What happens if project starts to have 10+ classes in web/service/persistence layer? Developers tend to group classes into sub-packages. But how do they categorize them? From my experience, it is mostly based on features. So we can often find such structure in bigger projects:
. └── net └── lkrnac └── blog ├── Application.java ├── dao │ ├── ...other repositories... │ ├── ProjectRepository.java │ └── user │ ├── UserRepository.java │ └── UserRoleRepository.java ├── dto │ ├── ...other DTOs... │ ├── ProjectDto.java │ └── user │ ├── UserDto.java │ └── UserRoleDto.java ├── model │ ├── ...other models... │ ├── Project.java │ └── user │ ├── User.java │ └── UserRole.java ├── service │ ├── ...other services... │ ├── ProjectService.java │ └── user │ ├── UserRoleService.java │ └── UserService.java └── web ├── ...other controllers... ├── ProjectController.java └── user ├── UserController.java └── UserRoleController.java
Isn’t this obvious madness?
As bunch of smart people suggest, it might not be good idea to start green field project with micro-services architecture. I agree. So it might be good idea to prepare your monolith for eventual separation into smaller projects if your application hits the growth.
Imagine you would need to extract micro-service from your monolith project.

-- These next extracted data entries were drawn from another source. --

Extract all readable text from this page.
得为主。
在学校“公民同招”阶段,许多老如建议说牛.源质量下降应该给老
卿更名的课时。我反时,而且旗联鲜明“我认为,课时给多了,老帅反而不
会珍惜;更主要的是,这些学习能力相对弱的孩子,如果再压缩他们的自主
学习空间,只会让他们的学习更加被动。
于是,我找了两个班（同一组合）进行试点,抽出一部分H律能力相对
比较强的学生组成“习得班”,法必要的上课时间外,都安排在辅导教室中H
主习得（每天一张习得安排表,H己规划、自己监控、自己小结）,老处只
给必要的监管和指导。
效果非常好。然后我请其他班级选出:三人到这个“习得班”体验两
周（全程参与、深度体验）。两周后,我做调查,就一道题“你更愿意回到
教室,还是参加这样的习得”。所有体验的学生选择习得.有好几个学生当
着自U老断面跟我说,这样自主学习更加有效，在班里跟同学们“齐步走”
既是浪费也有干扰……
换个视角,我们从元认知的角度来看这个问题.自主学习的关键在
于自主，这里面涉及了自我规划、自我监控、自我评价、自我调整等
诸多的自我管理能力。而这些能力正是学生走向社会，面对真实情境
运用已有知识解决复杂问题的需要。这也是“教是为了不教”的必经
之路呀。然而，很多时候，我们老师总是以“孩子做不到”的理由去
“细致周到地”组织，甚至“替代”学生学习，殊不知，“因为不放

Or split whole project into micro-services. I hope everybody understands that no sane micro-services architecture is separated by architectural layers. Separation based on features is used. So which project structure will be easier to separate into micro-services? The one, where any public class can use any other public class from any package (package by layer)? Or one, separated into package private buckets (package by feature)? I believe the answer is obvious.
Package by feature is simple but very powerful mechanism for decoupling. So next time some layer obsessed developer will be defending package by layer project structure as decoupling mechanism, please correct her/his misunderstanding. I believe dinosaur-ness is the only reason why package by layer still exists nowadays.